New Rapid Response Research Grant
Research for Reimagining Community Safety
PI: Nikki Jones, University of California, Berkeley
Partner organizations: James Burch, Policy Director, Anti Police-Terror Project, Member, City of Oakland Reimagining Public Safety Taskforce
In 2016, the Anti Police-Terror Project launched their campaign to reinvest 50% of the police budget in alternative responses to public safety and investments that address root causes of violence and harm. In 2020, amid increasing calls both locally and nationally to reimagine public safety and reallocate funding from law enforcement to other social service departments, the City Council of Oakland, California approved the formation of the Reimagining Public Safety Taskforce, to develop and propose a plan to redirect 50% of the current police budget. This divest/invest strategy would potentially reduce targeted policing in Black and Latinx communities, which especially affects adolescents and young adults, in favor of non-criminalizing responses to violence. With this grant, the APTP will partner with an interdisciplinary working group at UC Berkeley, led by Nikki Jones to identify alternatives to law enforcement that are informed by research, responsive to community needs and address the root causes of violence and crime
Continuing Rapid Response Research Grants
Immigration, Deportation, and Child Welfare: Advancing Knowledge to Improve Practice
PI: Mark Greenberg, Migration Policy Institute
Partner organization: American Public Human Services Association
In 2018, the Migration Policy Institute (MPI) and the American Public Human Services Association (APHSA) received a Rapid Response Research Grant to develop research-based state and local child welfare policies to mitigate the harm that children and youth experienced as a result of heightened immigration enforcement under the Trump administration. This continuation grant extends the initial grant’s engagement activities in light of new leadership at the federal, state, and local levels.

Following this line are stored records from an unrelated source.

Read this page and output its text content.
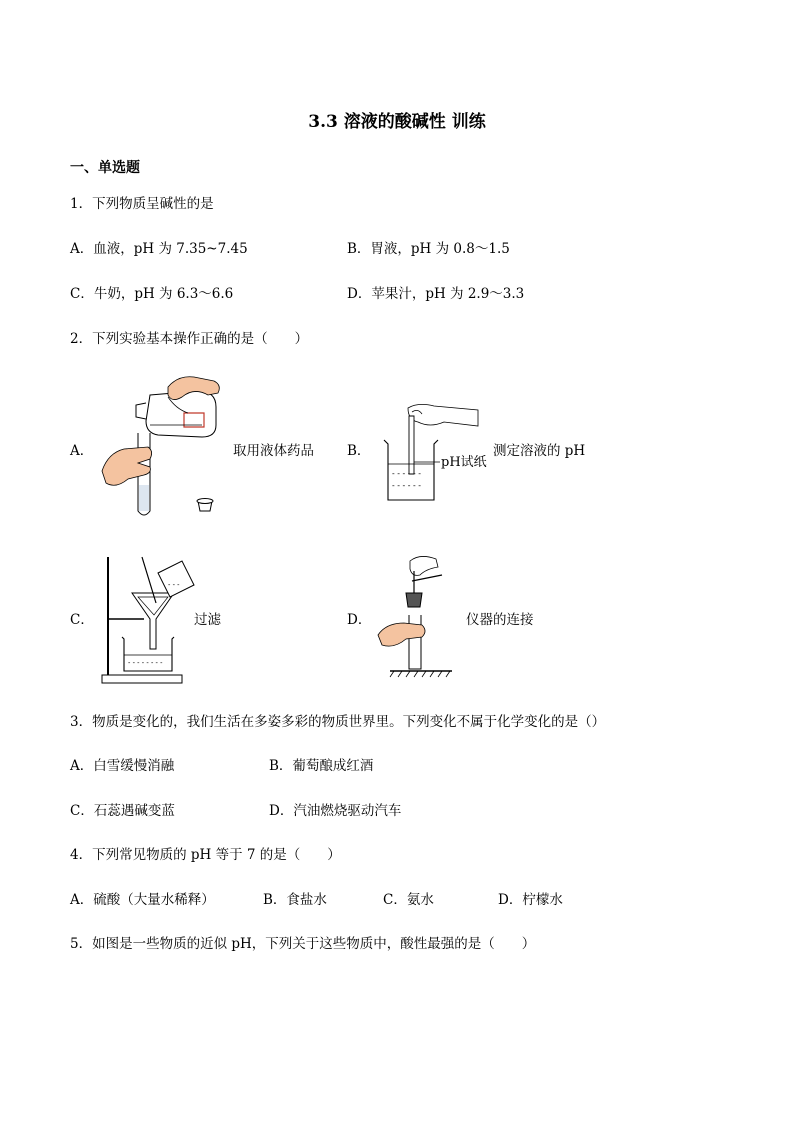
3.3 溶液的酸碱性 训练
一、单选题
1．下列物质呈碱性的是
A．血液，pH 为 7.35~7.45	B．胃液，pH 为 0.8～1.5
C．牛奶，pH 为 6.3～6.6	D．苹果汁，pH 为 2.9～3.3
2．下列实验基本操作正确的是（　　）
A．	取用液体药品 B．
- - - - - -
- - - - - -
pH试纸
测定溶液的 pH
C．
- - -
- - - - - - - -
过滤	D．	仪器的连接
3．物质是变化的，我们生活在多姿多彩的物质世界里。下列变化不属于化学变化的是（）
A．白雪缓慢消融	B．葡萄酿成红酒
C．石蕊遇碱变蓝	D．汽油燃烧驱动汽车
4．下列常见物质的 pH 等于 7 的是（　　）
A．硫酸（大量水稀释）	B．食盐水	C．氨水	D．柠檬水
5．如图是一些物质的近似 pH，下列关于这些物质中，酸性最强的是（　　）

By engaging new officials with the findings from the initial R3 project, MPI and APHSA will leverage the changing political context to promote the design of child welfare policies that can mitigate the impacts of immigration enforcement on children and youth.

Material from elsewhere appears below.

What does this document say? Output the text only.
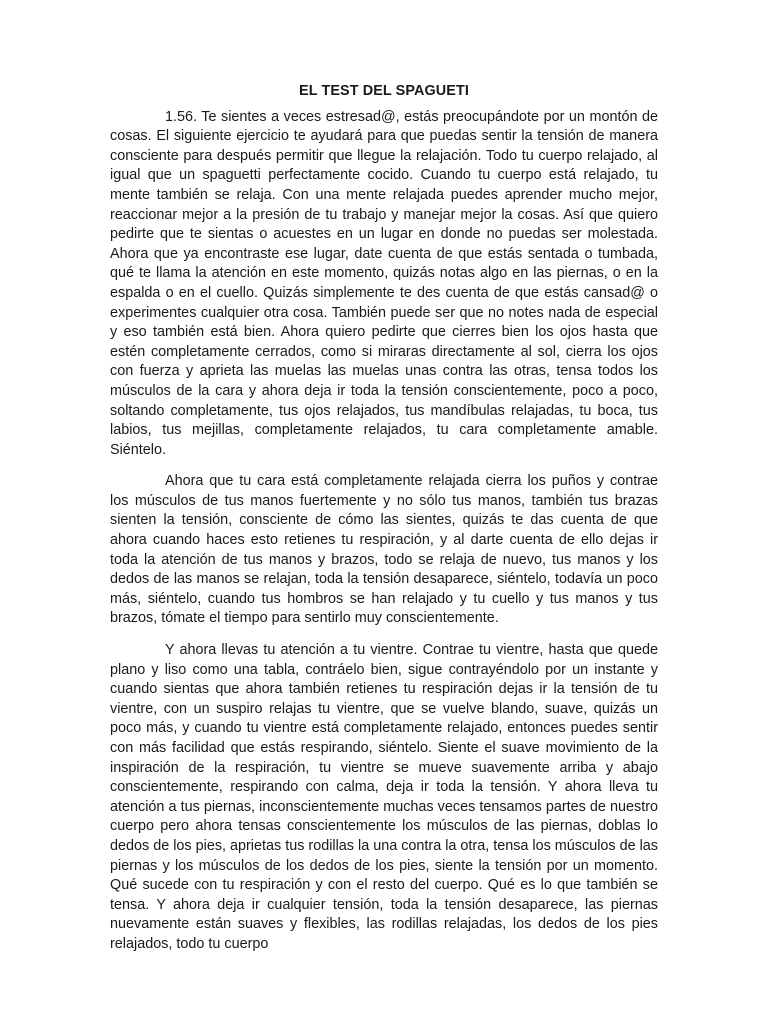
EL TEST DEL SPAGUETI

1.56. Te sientes a veces estresad@, estás preocupándote por un montón de cosas. El siguiente ejercicio te ayudará para que puedas sentir la tensión de manera consciente para después permitir que llegue la relajación. Todo tu cuerpo relajado, al igual que un spaguetti perfectamente cocido. Cuando tu cuerpo está relajado, tu mente también se relaja. Con una mente relajada puedes aprender mucho mejor, reaccionar mejor a la presión de tu trabajo y manejar mejor la cosas. Así que quiero pedirte que te sientas o acuestes en un lugar en donde no puedas ser molestada. Ahora que ya encontraste ese lugar, date cuenta de que estás sentada o tumbada, qué te llama la atención en este momento, quizás notas algo en las piernas, o en la espalda o en el cuello. Quizás simplemente te des cuenta de que estás cansad@ o experimentes cualquier otra cosa. También puede ser que no notes nada de especial y eso también está bien. Ahora quiero pedirte que cierres bien los ojos hasta que estén completamente cerrados, como si miraras directamente al sol, cierra los ojos con fuerza y aprieta las muelas las muelas unas contra las otras, tensa todos los músculos de la cara y ahora deja ir toda la tensión conscientemente, poco a poco, soltando completamente, tus ojos relajados, tus mandíbulas relajadas, tu boca, tus labios, tus mejillas, completamente relajados, tu cara completamente amable. Siéntelo.

Ahora que tu cara está completamente relajada cierra los puños y contrae los músculos de tus manos fuertemente y no sólo tus manos, también tus brazas sienten la tensión, consciente de cómo las sientes, quizás te das cuenta de que ahora cuando haces esto retienes tu respiración, y al darte cuenta de ello dejas ir toda la atención de tus manos y brazos, todo se relaja de nuevo, tus manos y los dedos de las manos se relajan, toda la tensión desaparece, siéntelo, todavía un poco más, siéntelo, cuando tus hombros se han relajado y tu cuello y tus manos y tus brazos, tómate el tiempo para sentirlo muy conscientemente.

Y ahora llevas tu atención a tu vientre. Contrae tu vientre, hasta que quede plano y liso como una tabla, contráelo bien, sigue contrayéndolo por un instante y cuando sientas que ahora también retienes tu respiración dejas ir la tensión de tu vientre, con un suspiro relajas tu vientre, que se vuelve blando, suave, quizás un poco más, y cuando tu vientre está completamente relajado, entonces puedes sentir con más facilidad que estás respirando, siéntelo. Siente el suave movimiento de la inspiración de la respiración, tu vientre se mueve suavemente arriba y abajo conscientemente, respirando con calma, deja ir toda la tensión. Y ahora lleva tu atención a tus piernas, inconscientemente muchas veces tensamos partes de nuestro cuerpo pero ahora tensas conscientemente los músculos de las piernas, doblas lo dedos de los pies, aprietas tus rodillas la una contra la otra, tensa los músculos de las piernas y los músculos de los dedos de los pies, siente la tensión por un momento. Qué sucede con tu respiración y con el resto del cuerpo. Qué es lo que también se tensa. Y ahora deja ir cualquier tensión, toda la tensión desaparece, las piernas nuevamente están suaves y flexibles, las rodillas relajadas, los dedos de los pies relajados, todo tu cuerpo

Thriving after Surviving: Strategies for Improving Muslim Refugee Student Outcomes
PI: Jen’nan Read, Duke University
Partner Organizations: Durham Public School District; World Relief Durham
World Relief Durham will respond to the educational and social-emotional needs of refugee and immigrant youth that have been exacerbated by the COVID-19 pandemic in the Durham, North Carolina area. This grant serves as a continuation of a 2018 Rapid Response Research grant conducted in partnership with Jen’nan Read of Duke University and Durham Public Schools: Findings from that project were used to support the development of World Relief Durham’s Refugee and Immigrant Youth Services program. This program is intended to respond to the academic and social-emotional needs of refugee and immigrant youth, especially those whose native languages are not English or Spanish, in a culturally- and trauma-informed format. The pandemic has exacerbated challenges for meeting the educational needs of refugee and immigrant youth, as these students and their families face linguistic barriers to accessing public health and school communications, a digital divide, and an increased risk of learning loss and poor social-emotional outcomes.